In their door-to-door visits, Gene and Mary Helen met people like the African-American woman who had faithfully attended Mass outside the county while her children and grandchildren drifted away from the Catholic faith. The Grabbes befriended the woman and reached out to her after the sudden death of her husband. Since then, several members of her family have come back to the Church and some, who were never baptized, were received into the Church.

“The Catholic community being here is key to all of this,” Mary Helen says.

The Grabbes lead the budding Choctaw group in “Sunday Worship in the Absence of a Priest” once a month and a “good, core group of 15-20 has formed.”

With some help from the Jackson Diocese, the group has rented a storefront.

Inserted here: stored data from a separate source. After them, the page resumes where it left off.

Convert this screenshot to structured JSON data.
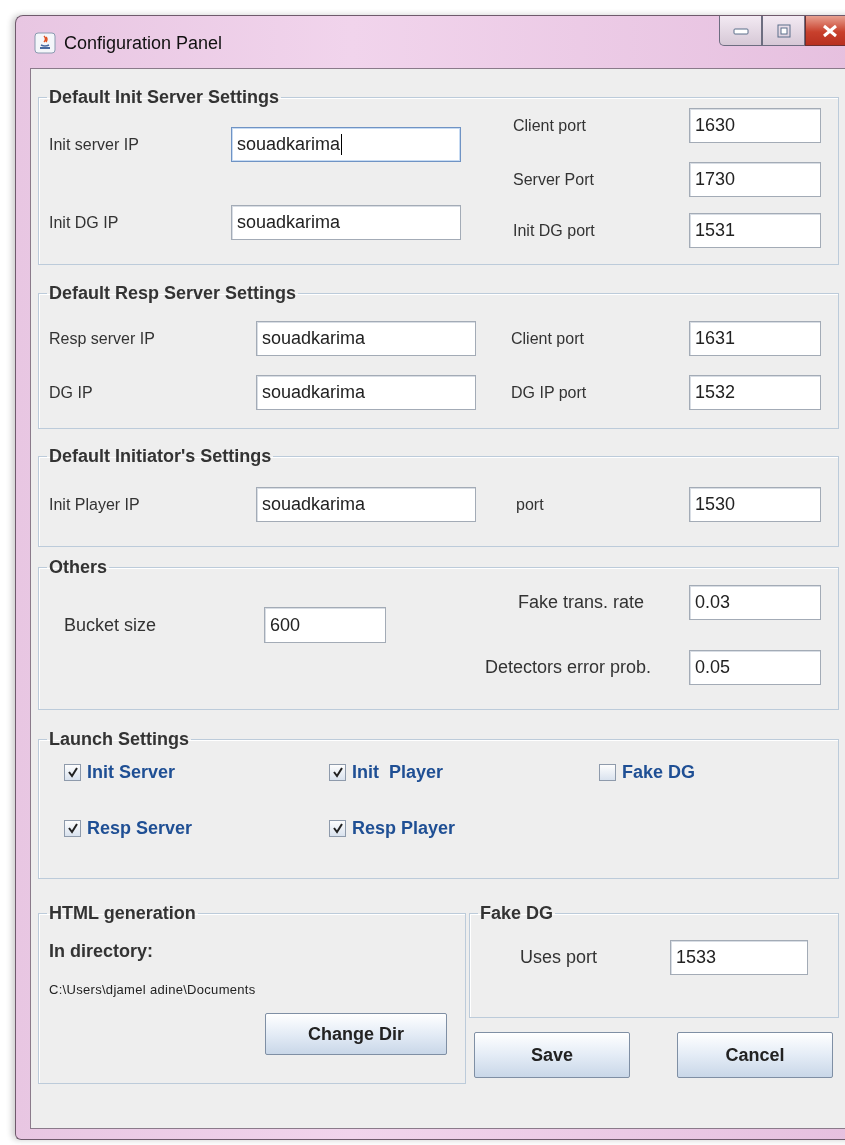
{
  "window": {
    "title": "Configuration Panel"
  },
  "init_server": {
    "title": "Default Init Server Settings",
    "fields": [
      {
        "label": "Client port",
        "value": "1630",
        "focused": false
      },
      {
        "label": "Init server IP",
        "value": "souadkarima",
        "focused": true
      },
      {
        "label": "Server Port",
        "value": "1730",
        "focused": false
      },
      {
        "label": "Init DG IP",
        "value": "souadkarima",
        "focused": false
      },
      {
        "label": "Init DG port",
        "value": "1531",
        "focused": false
      }
    ]
  },
  "resp_server": {
    "title": "Default Resp Server Settings",
    "fields": [
      {
        "label": "Resp server IP",
        "value": "souadkarima",
        "focused": false
      },
      {
        "label": "Client port",
        "value": "1631",
        "focused": false
      },
      {
        "label": "DG IP",
        "value": "souadkarima",
        "focused": false
      },
      {
        "label": "DG IP port",
        "value": "1532",
        "focused": false
      }
    ]
  },
  "initiator": {
    "title": "Default Initiator's Settings",
    "fields": [
      {
        "label": "Init Player IP",
        "value": "souadkarima",
        "focused": false
      },
      {
        "label": "port",
        "value": "1530",
        "focused": false
      }
    ]
  },
  "others": {
    "title": "Others",
    "fields": [
      {
        "label": "Bucket size",
        "value": "600",
        "focused": false
      },
      {
        "label": "Fake trans. rate",
        "value": "0.03",
        "focused": false
      },
      {
        "label": "Detectors error prob.",
        "value": "0.05",
        "focused": false
      }
    ]
  },
  "launch": {
    "title": "Launch Settings",
    "options": [
      {
        "label": "Init Server",
        "checked": true
      },
      {
        "label": "Init  Player",
        "checked": true
      },
      {
        "label": "Fake DG",
        "checked": false
      },
      {
        "label": "Resp Server",
        "checked": true
      },
      {
        "label": "Resp Player",
        "checked": true
      }
    ]
  },
  "html_generation": {
    "title": "HTML generation",
    "heading": "In directory:",
    "path": "C:\\Users\\djamel adine\\Documents",
    "button": "Change Dir"
  },
  "fake_dg": {
    "title": "Fake DG",
    "fields": [
      {
        "label": "Uses port",
        "value": "1533",
        "focused": false
      }
    ]
  },
  "buttons": [
    "Save",
    "Cancel"
  ]
}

On occasion, usually once a month, a diocesan priest is able to celebrate Eucharist with the congregation.

Members of the community have taken ownership of this new Church and now invite others to join them in door-to-door visits as the Grabbes did.

A Catholic presence in Choctaw County has become more important in the past year with the opening of a lignite coal mine which is bringing in many jobs and people from outside the area.

“We feel it’s important to be here as the Church,” Mary Helen says, “so people have a place to land. If we (the Church) weren’t  here, where would they go?”

In addition to the good things happening in the Catholic Community of Choctaw County, the Eupora community is also prospering. The community’s present worship space is a 2,400-square-foot historic house that seats 60 persons comfortably. But in the past year, the congregation has swelled making it necessary to enlarge the space by about 20 feet.

“We’re growing by leaps and bounds,” Gene says. But, he concedes, “That’s a pretty good problem to have.”